Press Reactions

From Boston Globe
By Frederic M. Biddle

"Violent crime is reportedly on the wane, but you wouldn't know by watching Hot Guns . The good news doesn't contradict the fact that nearly 40,000 people are killed and a million crimes committed each year with handguns. Tonight's installment of FRONTLINE skillfully retraces one gun's path to tragedy, while intriguingly but ineffectively taking aim at a greater story."

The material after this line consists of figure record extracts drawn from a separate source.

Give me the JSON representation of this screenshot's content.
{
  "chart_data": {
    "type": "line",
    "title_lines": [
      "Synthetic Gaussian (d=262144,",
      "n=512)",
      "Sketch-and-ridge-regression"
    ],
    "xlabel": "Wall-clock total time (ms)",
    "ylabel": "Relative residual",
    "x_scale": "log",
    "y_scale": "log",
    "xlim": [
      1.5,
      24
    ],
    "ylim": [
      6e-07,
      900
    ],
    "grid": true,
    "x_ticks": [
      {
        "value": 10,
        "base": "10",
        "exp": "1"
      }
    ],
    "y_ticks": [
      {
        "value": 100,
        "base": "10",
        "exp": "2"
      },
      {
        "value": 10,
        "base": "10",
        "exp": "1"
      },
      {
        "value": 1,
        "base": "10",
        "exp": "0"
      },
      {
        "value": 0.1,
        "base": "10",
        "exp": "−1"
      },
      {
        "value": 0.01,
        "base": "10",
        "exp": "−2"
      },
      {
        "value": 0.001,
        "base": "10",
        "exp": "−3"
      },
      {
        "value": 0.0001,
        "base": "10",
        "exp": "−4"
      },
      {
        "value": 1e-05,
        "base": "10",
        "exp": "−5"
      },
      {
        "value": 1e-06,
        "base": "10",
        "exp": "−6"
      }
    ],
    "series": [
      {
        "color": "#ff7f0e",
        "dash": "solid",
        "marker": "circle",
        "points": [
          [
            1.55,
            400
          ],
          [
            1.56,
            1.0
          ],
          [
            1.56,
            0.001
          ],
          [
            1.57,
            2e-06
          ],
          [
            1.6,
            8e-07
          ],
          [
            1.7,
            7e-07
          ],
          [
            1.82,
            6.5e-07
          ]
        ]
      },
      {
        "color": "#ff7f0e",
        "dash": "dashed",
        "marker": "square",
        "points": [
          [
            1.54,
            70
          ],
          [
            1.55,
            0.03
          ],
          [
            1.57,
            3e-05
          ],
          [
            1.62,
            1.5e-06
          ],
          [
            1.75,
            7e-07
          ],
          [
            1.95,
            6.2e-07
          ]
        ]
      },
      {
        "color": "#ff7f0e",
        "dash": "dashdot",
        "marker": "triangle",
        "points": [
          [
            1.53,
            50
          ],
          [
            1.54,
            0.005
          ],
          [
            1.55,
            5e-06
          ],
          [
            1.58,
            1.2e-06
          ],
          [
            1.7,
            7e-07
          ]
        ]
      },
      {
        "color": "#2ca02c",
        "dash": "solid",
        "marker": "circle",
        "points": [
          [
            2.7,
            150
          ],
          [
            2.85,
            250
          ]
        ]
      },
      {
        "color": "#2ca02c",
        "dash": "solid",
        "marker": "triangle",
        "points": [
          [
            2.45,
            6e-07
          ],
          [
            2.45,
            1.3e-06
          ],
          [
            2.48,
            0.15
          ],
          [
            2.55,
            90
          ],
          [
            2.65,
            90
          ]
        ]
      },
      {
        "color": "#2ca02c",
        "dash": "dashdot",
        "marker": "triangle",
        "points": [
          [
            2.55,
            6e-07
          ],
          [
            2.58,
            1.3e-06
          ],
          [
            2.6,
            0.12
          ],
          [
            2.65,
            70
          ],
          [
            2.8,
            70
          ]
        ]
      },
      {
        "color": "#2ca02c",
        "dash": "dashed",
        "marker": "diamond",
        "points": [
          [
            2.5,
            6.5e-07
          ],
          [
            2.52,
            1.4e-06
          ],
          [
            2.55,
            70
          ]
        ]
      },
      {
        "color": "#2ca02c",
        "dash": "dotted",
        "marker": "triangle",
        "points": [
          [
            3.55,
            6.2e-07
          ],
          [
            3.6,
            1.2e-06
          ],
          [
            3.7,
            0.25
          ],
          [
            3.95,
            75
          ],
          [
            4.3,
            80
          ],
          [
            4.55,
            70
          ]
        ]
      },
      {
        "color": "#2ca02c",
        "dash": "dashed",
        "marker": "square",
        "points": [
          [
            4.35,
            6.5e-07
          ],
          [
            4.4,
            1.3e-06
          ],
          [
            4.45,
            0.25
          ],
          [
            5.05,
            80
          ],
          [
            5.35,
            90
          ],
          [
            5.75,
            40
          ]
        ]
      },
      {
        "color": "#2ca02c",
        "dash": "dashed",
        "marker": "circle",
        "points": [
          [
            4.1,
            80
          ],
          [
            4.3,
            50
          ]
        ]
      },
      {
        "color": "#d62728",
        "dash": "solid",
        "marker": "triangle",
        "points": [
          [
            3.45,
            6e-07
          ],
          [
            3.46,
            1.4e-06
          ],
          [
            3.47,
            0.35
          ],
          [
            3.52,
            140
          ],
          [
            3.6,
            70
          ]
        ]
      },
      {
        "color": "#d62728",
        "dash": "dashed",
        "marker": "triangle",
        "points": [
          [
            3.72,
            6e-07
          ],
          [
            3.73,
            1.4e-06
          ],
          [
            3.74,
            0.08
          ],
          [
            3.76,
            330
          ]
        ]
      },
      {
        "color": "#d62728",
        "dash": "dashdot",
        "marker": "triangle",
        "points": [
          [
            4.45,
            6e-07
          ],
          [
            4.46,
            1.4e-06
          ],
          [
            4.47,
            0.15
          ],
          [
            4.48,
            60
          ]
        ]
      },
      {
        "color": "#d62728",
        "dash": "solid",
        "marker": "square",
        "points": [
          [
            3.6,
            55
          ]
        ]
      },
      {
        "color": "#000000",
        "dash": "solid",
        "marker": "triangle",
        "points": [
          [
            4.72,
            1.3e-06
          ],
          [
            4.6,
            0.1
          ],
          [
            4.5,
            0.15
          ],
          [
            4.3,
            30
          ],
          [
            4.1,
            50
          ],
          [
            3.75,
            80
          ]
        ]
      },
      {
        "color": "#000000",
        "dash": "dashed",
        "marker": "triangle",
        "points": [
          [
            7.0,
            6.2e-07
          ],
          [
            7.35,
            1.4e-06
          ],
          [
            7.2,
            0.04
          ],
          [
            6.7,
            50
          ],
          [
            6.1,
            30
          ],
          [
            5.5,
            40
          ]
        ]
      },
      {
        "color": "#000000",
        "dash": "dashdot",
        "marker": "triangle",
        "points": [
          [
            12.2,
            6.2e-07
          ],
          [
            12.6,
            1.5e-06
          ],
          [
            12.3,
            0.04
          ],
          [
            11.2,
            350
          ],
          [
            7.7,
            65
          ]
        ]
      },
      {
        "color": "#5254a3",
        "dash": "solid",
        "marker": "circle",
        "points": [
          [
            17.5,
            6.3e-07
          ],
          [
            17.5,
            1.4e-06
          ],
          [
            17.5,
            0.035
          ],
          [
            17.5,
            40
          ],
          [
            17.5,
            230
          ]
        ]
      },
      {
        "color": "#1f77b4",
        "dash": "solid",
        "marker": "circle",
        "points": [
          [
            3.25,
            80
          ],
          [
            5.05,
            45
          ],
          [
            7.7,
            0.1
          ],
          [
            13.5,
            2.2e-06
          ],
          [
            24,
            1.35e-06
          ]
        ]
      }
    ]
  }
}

"...Why, exactly, would Lorcin mislead the ATF about internal theft that cost it millions? Clearly, FRONTLINE is hinting that more than a few rogue plant workers may have been involved, even though the ATF links as many as 6,000 guns to Jeremy Mendoza, the worker arrested in McCrary's sting. But the documentary stops there. Waldorf--and the executives of a half-dozen competing cheap guns companies in Southern California, nearly all of whom are related by blood or marriage--would make for a fascinating, multipart documentary, with deadly shades of Dynasty. After all, their companies ultimately account for far more deaths than any thieving employee."

From New York Times
By Walter Goodman

"The 'hot guns' of the title are the small-caliber handguns favored by America's fearful and its felons. In particular, an undercover agent on the Bureau of Alcohol, Tobacco and Firearms tells of a black-market operation that sent thousands of down-market Lorcin .380's around the country. The program meanders into familiar news magazine neighborhoods as it tells of the growing popularity of the small guns both for self-defense and for stickups.

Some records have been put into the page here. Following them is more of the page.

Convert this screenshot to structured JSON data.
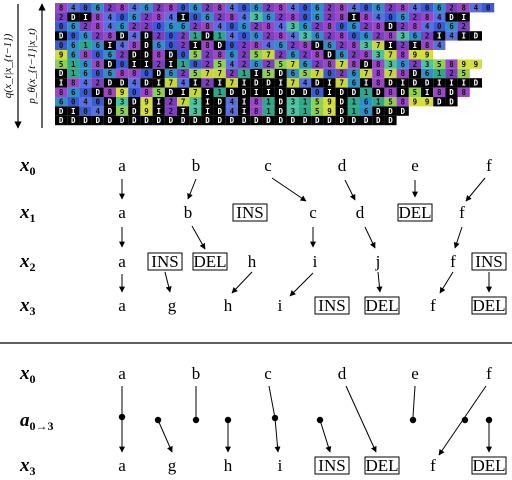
{
  "grid": {
    "rows": [
      "840628462806284062840628406284062840",
      "2DI8406284I0628436280628I8406284DI",
      "062846220662840628436280628D284062",
      "D0628D4D2021D140628436280628362I4ID",
      "0616I48D602I8D0284628D62837I2I84",
      "968062DD8D052862572628D62837899",
      "5168D0II2I102542625762878D836235899",
      "D1606880D6257721I5D6570267878D6125",
      "I842DD4DI74I2I7IDDI74DI76I8DIDDIIID",
      "860D89085DI7I1DDIIDDD0IDD1D8D5I8D8",
      "6040D3D9I273ID4I81D3159D1615899DD",
      "DI04D5D9I2I3ID4I81D3159D16DDD",
      "DDDDDDDDDDDDDDDDDDDDDDDDDDDD"
    ]
  },
  "side_labels": {
    "forward": "q(x_t|x_{t−1})",
    "reverse": "p_θ(x_{t−1}|x_t)"
  },
  "top": {
    "row_labels": [
      {
        "base": "x",
        "sub": "0"
      },
      {
        "base": "x",
        "sub": "1"
      },
      {
        "base": "x",
        "sub": "2"
      },
      {
        "base": "x",
        "sub": "3"
      }
    ],
    "rows": [
      [
        "a",
        "b",
        "c",
        "d",
        "e",
        "f"
      ],
      [
        "a",
        "b",
        "INS",
        "c",
        "d",
        "DEL",
        "f"
      ],
      [
        "a",
        "INS",
        "DEL",
        "h",
        "i",
        "j",
        "f",
        "INS"
      ],
      [
        "a",
        "g",
        "h",
        "i",
        "INS",
        "DEL",
        "f",
        "DEL"
      ]
    ]
  },
  "bottom": {
    "row_labels": [
      {
        "base": "x",
        "sub": "0"
      },
      {
        "base": "a",
        "sub": "0→3"
      },
      {
        "base": "x",
        "sub": "3"
      }
    ],
    "rows": [
      [
        "a",
        "b",
        "c",
        "d",
        "e",
        "f"
      ],
      [
        "a",
        "g",
        "h",
        "i",
        "INS",
        "DEL",
        "f",
        "DEL"
      ]
    ]
  }
}
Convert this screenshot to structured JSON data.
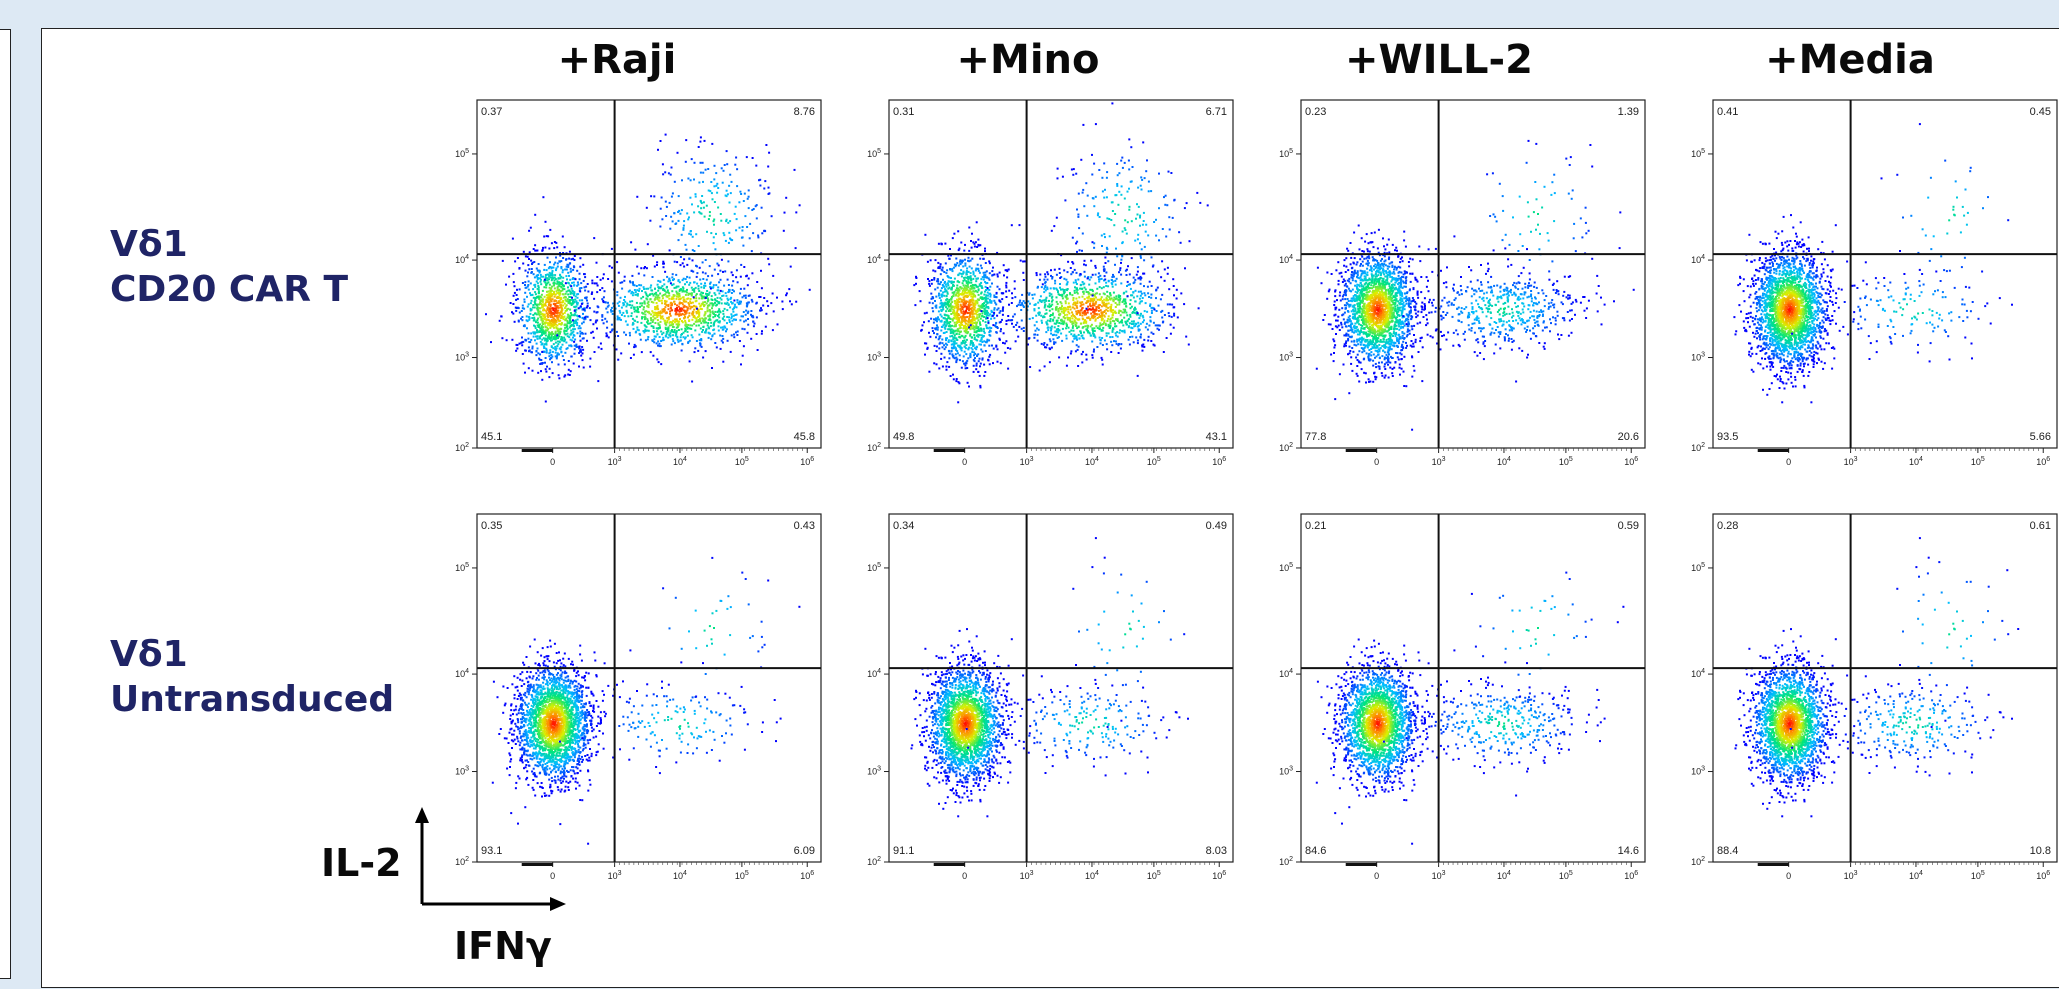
{
  "columns": [
    "+Raji",
    "+Mino",
    "+WILL-2",
    "+Media"
  ],
  "rows": [
    {
      "label_line1": "Vδ1",
      "label_line2": "CD20 CAR T"
    },
    {
      "label_line1": "Vδ1",
      "label_line2": "Untransduced"
    }
  ],
  "axis": {
    "y_label": "IL-2",
    "x_label": "IFNγ"
  },
  "chart_data": [
    {
      "type": "scatter",
      "row": "Vδ1 CD20 CAR T",
      "column": "+Raji",
      "xscale": "log",
      "yscale": "log",
      "xlim": [
        0,
        1000000
      ],
      "ylim": [
        100,
        500000
      ],
      "x_ticks": [
        "0",
        "10^3",
        "10^4",
        "10^5",
        "10^6"
      ],
      "y_ticks": [
        "10^2",
        "10^3",
        "10^4",
        "10^5"
      ],
      "quadrants": {
        "upper_left": "0.37",
        "upper_right": "8.76",
        "lower_left": "45.1",
        "lower_right": "45.8"
      }
    },
    {
      "type": "scatter",
      "row": "Vδ1 CD20 CAR T",
      "column": "+Mino",
      "xscale": "log",
      "yscale": "log",
      "xlim": [
        0,
        1000000
      ],
      "ylim": [
        100,
        500000
      ],
      "x_ticks": [
        "0",
        "10^3",
        "10^4",
        "10^5",
        "10^6"
      ],
      "y_ticks": [
        "10^2",
        "10^3",
        "10^4",
        "10^5"
      ],
      "quadrants": {
        "upper_left": "0.31",
        "upper_right": "6.71",
        "lower_left": "49.8",
        "lower_right": "43.1"
      }
    },
    {
      "type": "scatter",
      "row": "Vδ1 CD20 CAR T",
      "column": "+WILL-2",
      "xscale": "log",
      "yscale": "log",
      "xlim": [
        0,
        1000000
      ],
      "ylim": [
        100,
        500000
      ],
      "x_ticks": [
        "0",
        "10^3",
        "10^4",
        "10^5",
        "10^6"
      ],
      "y_ticks": [
        "10^2",
        "10^3",
        "10^4",
        "10^5"
      ],
      "quadrants": {
        "upper_left": "0.23",
        "upper_right": "1.39",
        "lower_left": "77.8",
        "lower_right": "20.6"
      }
    },
    {
      "type": "scatter",
      "row": "Vδ1 CD20 CAR T",
      "column": "+Media",
      "xscale": "log",
      "yscale": "log",
      "xlim": [
        0,
        1000000
      ],
      "ylim": [
        100,
        500000
      ],
      "x_ticks": [
        "0",
        "10^3",
        "10^4",
        "10^5",
        "10^6"
      ],
      "y_ticks": [
        "10^2",
        "10^3",
        "10^4",
        "10^5"
      ],
      "quadrants": {
        "upper_left": "0.41",
        "upper_right": "0.45",
        "lower_left": "93.5",
        "lower_right": "5.66"
      }
    },
    {
      "type": "scatter",
      "row": "Vδ1 Untransduced",
      "column": "+Raji",
      "xscale": "log",
      "yscale": "log",
      "xlim": [
        0,
        1000000
      ],
      "ylim": [
        100,
        500000
      ],
      "x_ticks": [
        "0",
        "10^3",
        "10^4",
        "10^5",
        "10^6"
      ],
      "y_ticks": [
        "10^2",
        "10^3",
        "10^4",
        "10^5"
      ],
      "quadrants": {
        "upper_left": "0.35",
        "upper_right": "0.43",
        "lower_left": "93.1",
        "lower_right": "6.09"
      }
    },
    {
      "type": "scatter",
      "row": "Vδ1 Untransduced",
      "column": "+Mino",
      "xscale": "log",
      "yscale": "log",
      "xlim": [
        0,
        1000000
      ],
      "ylim": [
        100,
        500000
      ],
      "x_ticks": [
        "0",
        "10^3",
        "10^4",
        "10^5",
        "10^6"
      ],
      "y_ticks": [
        "10^2",
        "10^3",
        "10^4",
        "10^5"
      ],
      "quadrants": {
        "upper_left": "0.34",
        "upper_right": "0.49",
        "lower_left": "91.1",
        "lower_right": "8.03"
      }
    },
    {
      "type": "scatter",
      "row": "Vδ1 Untransduced",
      "column": "+WILL-2",
      "xscale": "log",
      "yscale": "log",
      "xlim": [
        0,
        1000000
      ],
      "ylim": [
        100,
        500000
      ],
      "x_ticks": [
        "0",
        "10^3",
        "10^4",
        "10^5",
        "10^6"
      ],
      "y_ticks": [
        "10^2",
        "10^3",
        "10^4",
        "10^5"
      ],
      "quadrants": {
        "upper_left": "0.21",
        "upper_right": "0.59",
        "lower_left": "84.6",
        "lower_right": "14.6"
      }
    },
    {
      "type": "scatter",
      "row": "Vδ1 Untransduced",
      "column": "+Media",
      "xscale": "log",
      "yscale": "log",
      "xlim": [
        0,
        1000000
      ],
      "ylim": [
        100,
        500000
      ],
      "x_ticks": [
        "0",
        "10^3",
        "10^4",
        "10^5",
        "10^6"
      ],
      "y_ticks": [
        "10^2",
        "10^3",
        "10^4",
        "10^5"
      ],
      "quadrants": {
        "upper_left": "0.28",
        "upper_right": "0.61",
        "lower_left": "88.4",
        "lower_right": "10.8"
      }
    }
  ]
}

Blame is directed at the manufacturer, Lorcin Engineering, for sloppy or non-existent security. A hidden camera captures a company employee and the Federal agent doing their business, moving the goods from car trunk to car trunk. The hour has the feeling of promotional spot for the bureau, which has suffered some unfavorable publicity in recent years.

Acting as a sort of Consumer Reports, the producers caution that cheap guns have a propensity to jam. That cannot be reassuring to customers who buy them for what the manufacturer calls 'affordable self-protection,' but it also raises the possibility that jammed guns in the hands of the bad guys could save the lives of some convenience-store clerks. So there's one novel idea here: if we can't cut down on the sale of guns at least make sure they don't work."